Park in Houston, Texas

Cullen Park is a large public park in west Houston, Texas, located at 19008 Saums Road in the Energy Corridor area. It occupies land within or adjacent to the Addicks Reservoir, managed under a long-term lease by the City of Houston from the U.S. Army Corps of Engineers.

== History ==
In February 1979, the City of Houston and the U.S. Army Corps of Engineers began planning to transform portions of the roughly 11,500-acre Addicks Reservoir area into recreational space that became Cullen Park.

The Cullen Foundation, established by philanthropist Hugh Roy Cullen and his wife Lillie, committed significant funding; reports vary between $6 million and $10 million, to develop the park, with the City providing matching funds.

The West Houston Association played a key advocacy role, helping to ensure the donation was used promptly by urging the City to start construction before the funds could revert.

Cullen Park celebrated its groundbreaking in 1983, with participation from Mayor Kathy Whitmire, the Houston Parks Board, and West Houston Association board members.

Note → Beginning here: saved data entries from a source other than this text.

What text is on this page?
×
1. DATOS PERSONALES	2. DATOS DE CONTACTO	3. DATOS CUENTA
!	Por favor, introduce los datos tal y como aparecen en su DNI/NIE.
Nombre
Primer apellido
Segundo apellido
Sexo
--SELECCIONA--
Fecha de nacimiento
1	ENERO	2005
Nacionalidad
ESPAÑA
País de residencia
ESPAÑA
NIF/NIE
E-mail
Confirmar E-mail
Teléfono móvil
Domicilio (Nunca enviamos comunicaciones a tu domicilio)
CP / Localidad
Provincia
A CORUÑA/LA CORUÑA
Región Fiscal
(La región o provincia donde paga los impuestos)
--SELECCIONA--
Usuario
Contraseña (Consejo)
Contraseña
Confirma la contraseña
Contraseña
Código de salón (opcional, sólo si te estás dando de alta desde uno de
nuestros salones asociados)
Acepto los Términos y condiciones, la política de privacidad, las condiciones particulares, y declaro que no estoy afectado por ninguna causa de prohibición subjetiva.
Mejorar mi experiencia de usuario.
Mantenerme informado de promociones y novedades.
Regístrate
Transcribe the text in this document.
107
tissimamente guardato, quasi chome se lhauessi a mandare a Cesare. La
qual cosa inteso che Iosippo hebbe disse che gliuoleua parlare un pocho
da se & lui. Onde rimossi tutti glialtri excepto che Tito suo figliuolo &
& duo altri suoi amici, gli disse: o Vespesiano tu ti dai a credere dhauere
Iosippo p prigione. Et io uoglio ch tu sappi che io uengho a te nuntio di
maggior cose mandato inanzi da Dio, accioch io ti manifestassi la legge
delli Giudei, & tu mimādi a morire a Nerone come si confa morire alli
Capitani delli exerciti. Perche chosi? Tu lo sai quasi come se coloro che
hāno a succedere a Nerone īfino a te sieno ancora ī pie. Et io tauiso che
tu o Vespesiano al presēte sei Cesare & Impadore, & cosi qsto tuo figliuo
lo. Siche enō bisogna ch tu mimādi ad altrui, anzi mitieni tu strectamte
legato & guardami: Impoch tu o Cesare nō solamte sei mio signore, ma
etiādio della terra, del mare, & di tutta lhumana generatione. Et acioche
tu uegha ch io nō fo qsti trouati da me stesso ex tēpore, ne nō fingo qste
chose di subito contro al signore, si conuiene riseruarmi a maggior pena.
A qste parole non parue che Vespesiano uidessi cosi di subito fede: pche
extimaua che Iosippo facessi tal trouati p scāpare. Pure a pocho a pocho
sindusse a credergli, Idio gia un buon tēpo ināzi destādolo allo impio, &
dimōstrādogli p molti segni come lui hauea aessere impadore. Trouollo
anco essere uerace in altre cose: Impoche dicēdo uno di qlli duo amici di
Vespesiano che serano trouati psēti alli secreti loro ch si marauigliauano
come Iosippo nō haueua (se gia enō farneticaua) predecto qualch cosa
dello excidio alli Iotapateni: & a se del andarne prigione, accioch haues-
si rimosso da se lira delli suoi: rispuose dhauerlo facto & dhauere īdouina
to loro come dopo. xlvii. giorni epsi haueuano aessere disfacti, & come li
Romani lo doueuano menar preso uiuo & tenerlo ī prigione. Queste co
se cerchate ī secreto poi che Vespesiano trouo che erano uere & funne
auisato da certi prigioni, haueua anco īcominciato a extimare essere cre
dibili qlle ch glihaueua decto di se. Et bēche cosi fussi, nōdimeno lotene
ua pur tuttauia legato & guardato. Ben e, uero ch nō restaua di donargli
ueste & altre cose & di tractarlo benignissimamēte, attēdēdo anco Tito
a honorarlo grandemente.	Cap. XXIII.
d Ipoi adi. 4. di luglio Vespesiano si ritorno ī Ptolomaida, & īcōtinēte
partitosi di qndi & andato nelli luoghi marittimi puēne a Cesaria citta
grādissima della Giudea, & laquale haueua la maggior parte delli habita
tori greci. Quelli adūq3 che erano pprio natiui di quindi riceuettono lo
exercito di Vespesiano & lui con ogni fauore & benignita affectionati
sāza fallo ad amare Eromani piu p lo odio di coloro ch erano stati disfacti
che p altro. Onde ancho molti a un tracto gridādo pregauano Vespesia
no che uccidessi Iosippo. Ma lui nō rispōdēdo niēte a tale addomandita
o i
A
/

Phase I, Community Park East, opened around that time or shortly after and was completed in 1986, adding facilities such as the Alkek Velodrome, a four-field baseball complex, four soccer fields, and picnic/playground areas. Phase II, Community Park West, improvements were completed in 1989, adding more picnic facilities, restrooms, shelters, playgrounds, and trails.

The park is named in honor of Hugh Roy Cullen, a prominent Houston oilman and philanthropist whose foundation has supported numerous civic and educational projects in the city.

Today, much of the park remains in a natural state with woodlands, wetlands, meadows, and trails, while developed areas support active recreation.